The leader of SiegedSec, using the alias YourAnonWolf, characterized the group as a "small tight-knit group" in communications with media but offered little additional information about its composition or objectives. The group's typical modus operandi involves leaking stolen data and defacing the digital resources of its targets. Their historical targets have included a variety of commercial and government organizations, with notable campaigns against Russian entities, South American governments, software companies, and healthcare providers. The lack of a financial motive distinguishes their activities from ransomware groups or other cybercriminal enterprises.

The immediate impact of the incident on the Texas Behavioral Health Executive Council remains unclear from available public information. The council's executive director publicly disputed the claim of a successful breach, creating a discrepancy between the attacker's assertions and the official government statement. No acknowledgment of any data disclosure or system downtime was provided by the council. The longer-term consequences would depend on the actual findings of the digital forensic investigation conducted by the council's IT team and the Texas DIR. If the investigation confirmed a breach, the council would be obligated to assess the type of data involved and comply with any relevant state data breach notification laws. The potential compromise of personal information could have significant implications for the individuals whose data is managed by the regulatory council.

The response actions confirmed were the notification of IT staff and the state's central information resources department, followed by an investigation. The outcome of that investigation, as publicly stated by Executive Director Spinks, was a determination that no hack had occurred. It is not known what specific safeguards or enhancements, if any, were implemented by the BHEC or the Texas DIR in direct response to this incident.

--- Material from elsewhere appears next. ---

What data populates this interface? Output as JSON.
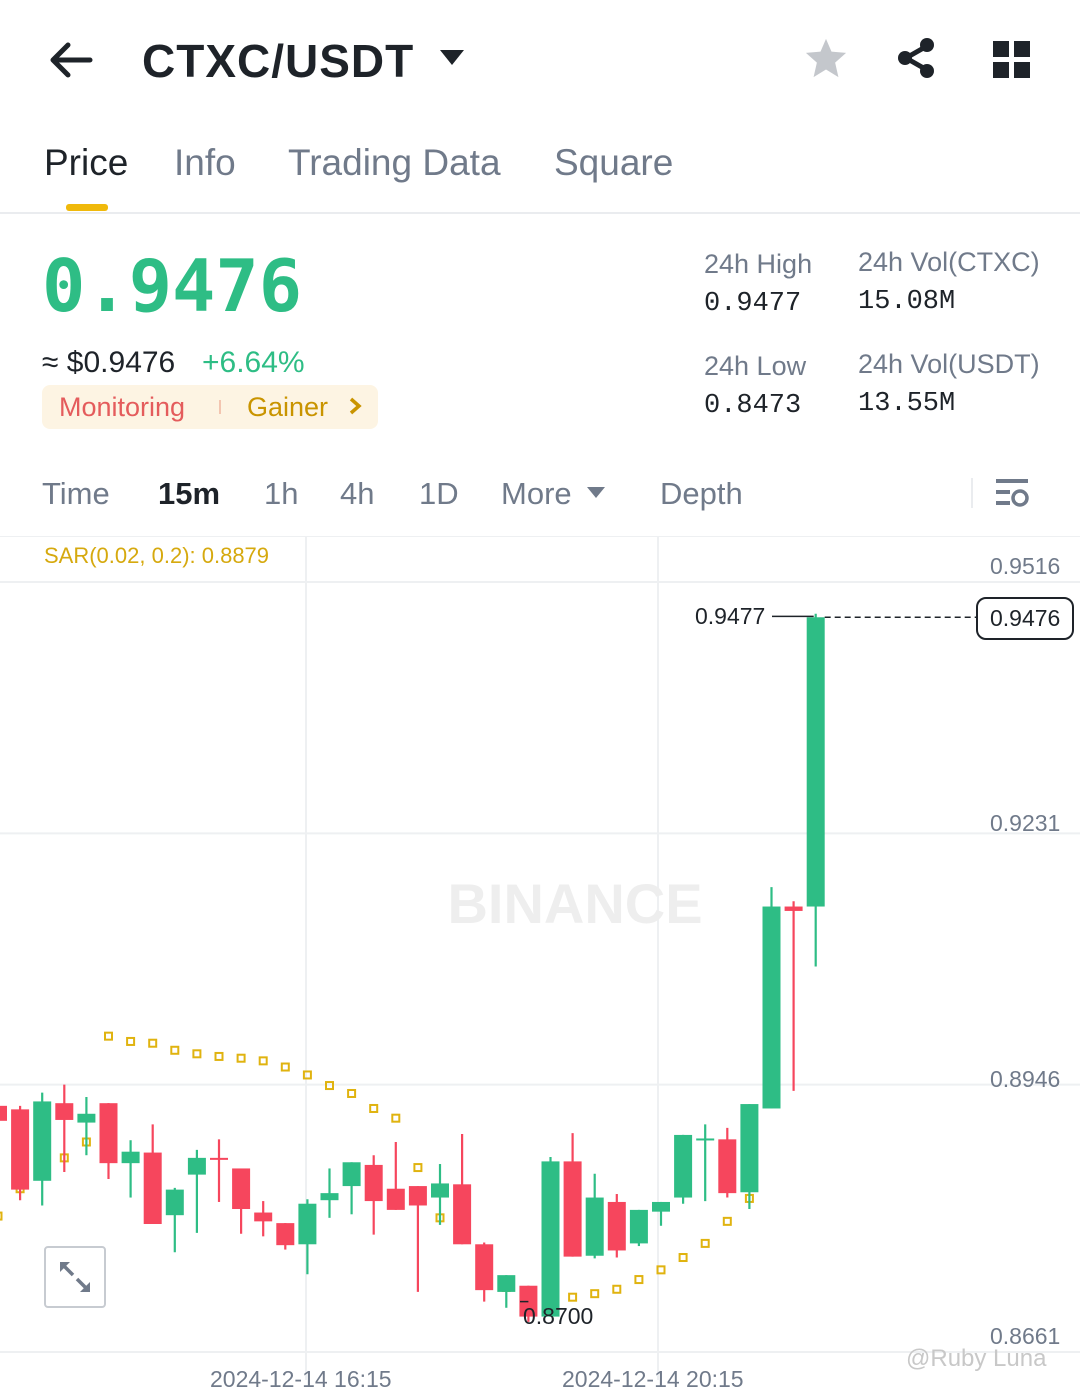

Other states targeted in the same campaign described their response efforts; Nebraska's judicial branch noted it was assessing the breach’s extent, identifying vulnerabilities, and strengthening its security posture by implementing new safeguards and enhancements. The public and contradictory nature of the event, with a hacktivist group claiming a success and a state agency denying it, highlights the challenges in accurately assessing the scope and severity of such incidents based solely on initial claims and statements. The full technical details and findings of the investigation by the Texas Department of Information Resources were not made public.